I know people get bothered by undergraduate or MBA researchers but the only way to train people is to let them loose! I am provisionally presenting work through ESD-toolkit and EIP to get it out to the practitioners along with the blog – any other suggestions? I’m not sure the CO, DCLG or AC want to know the truth otherwise they might assist but I’m always impressed by Audit Scotland and CIPFA who circulate some good stuff!”

Research was never easy but practical research in the government community is a cross only a few demented people seem to chose!

Dave Briggs circulated the following:

“Just a quick note to inform you all about an event I’m running with Peterborough City Council for local government types to find out about what’s going on in the sector with social media, web 2.0 and whatnot.

More info at http://davepress.net/2008/09/01/readwritegov/ with booking at http://readwritegov.eventbrite.com/

To which I reponded:

“Thanks Dave, I’ll circulate to colleagues – is it in competition with the Socitm event? ;-)
http://www.socitm.gov.uk/socitm/Events/Web+2+seminar+10+September+2008.htm
By the way, I was reading up on the history of SOA (service oriented architecture), which was posited by a Gartner consultant (Yefim Natis in 1996) and there is a recent Gartner paper suggesting that Web 2.0 is distracting from SOA, which should be the real concern.

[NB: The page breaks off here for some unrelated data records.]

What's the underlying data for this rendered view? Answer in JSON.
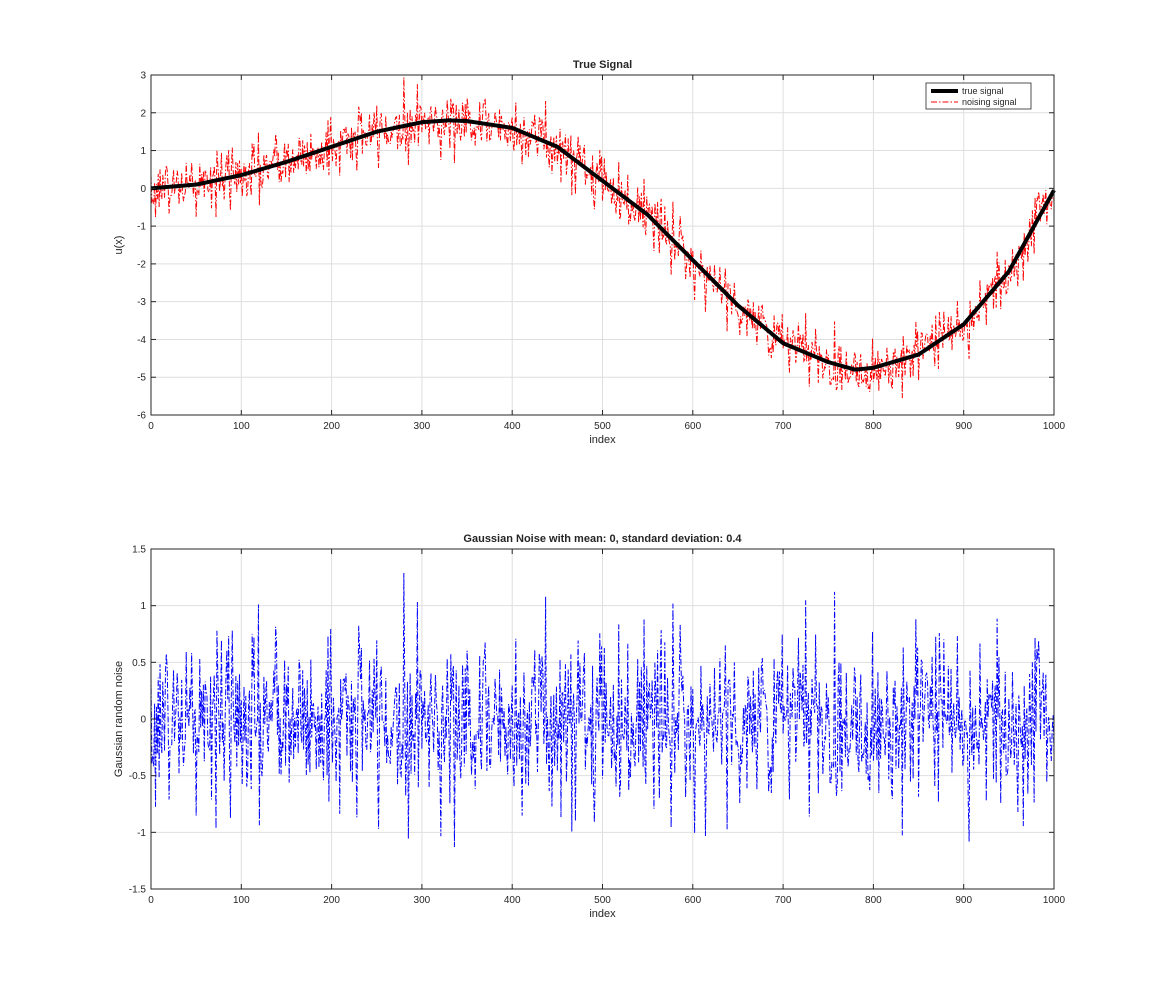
{
  "chart_data": [
    {
      "type": "line",
      "title": "True Signal",
      "xlabel": "index",
      "ylabel": "u(x)",
      "xlim": [
        0,
        1000
      ],
      "ylim": [
        -6,
        3
      ],
      "xticks": [
        "0",
        "100",
        "200",
        "300",
        "400",
        "500",
        "600",
        "700",
        "800",
        "900",
        "1000"
      ],
      "yticks": [
        "-6",
        "-5",
        "-4",
        "-3",
        "-2",
        "-1",
        "0",
        "1",
        "2",
        "3"
      ],
      "grid": true,
      "legend_position": "top-right",
      "series": [
        {
          "name": "true signal",
          "color": "#000000",
          "style": "solid",
          "x": [
            0,
            50,
            100,
            150,
            200,
            250,
            300,
            330,
            350,
            400,
            450,
            500,
            550,
            600,
            650,
            700,
            750,
            780,
            800,
            850,
            900,
            950,
            1000
          ],
          "y": [
            0.0,
            0.1,
            0.35,
            0.7,
            1.1,
            1.5,
            1.75,
            1.8,
            1.78,
            1.6,
            1.1,
            0.2,
            -0.7,
            -1.9,
            -3.1,
            -4.1,
            -4.6,
            -4.8,
            -4.75,
            -4.4,
            -3.6,
            -2.2,
            -0.05
          ]
        },
        {
          "name": "noising signal",
          "color": "#ff0000",
          "style": "dash-dot",
          "note": "true signal plus Gaussian noise (mean 0, std 0.4), 1000 samples"
        }
      ]
    },
    {
      "type": "line",
      "title": "Gaussian Noise with mean: 0, standard deviation: 0.4",
      "xlabel": "index",
      "ylabel": "Gaussian random noise",
      "xlim": [
        0,
        1000
      ],
      "ylim": [
        -1.5,
        1.5
      ],
      "xticks": [
        "0",
        "100",
        "200",
        "300",
        "400",
        "500",
        "600",
        "700",
        "800",
        "900",
        "1000"
      ],
      "yticks": [
        "-1.5",
        "-1",
        "-0.5",
        "0",
        "0.5",
        "1",
        "1.5"
      ],
      "grid": true,
      "series": [
        {
          "color": "#0000ff",
          "style": "dash-dot",
          "mean": 0,
          "std": 0.4,
          "n": 1000
        }
      ]
    }
  ]
}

Its one of those front versus back office dialogues. This is in the general business sector.

For the public sector, to confuse metters, I’m trying to develop a Citizen Oriented Architecture which is a mix of front office and performance tools that could then meet with the back-office SOA.

Any views on SOA versus Web 2.0?”

And I’ll ask here, too – any views on SOA versus Web 2.0 – is it the cart before the horse or what? Of course one does need to have done one’s system/process stuff before implementing SOA but scraping, blogging and mashups are very front-end tools!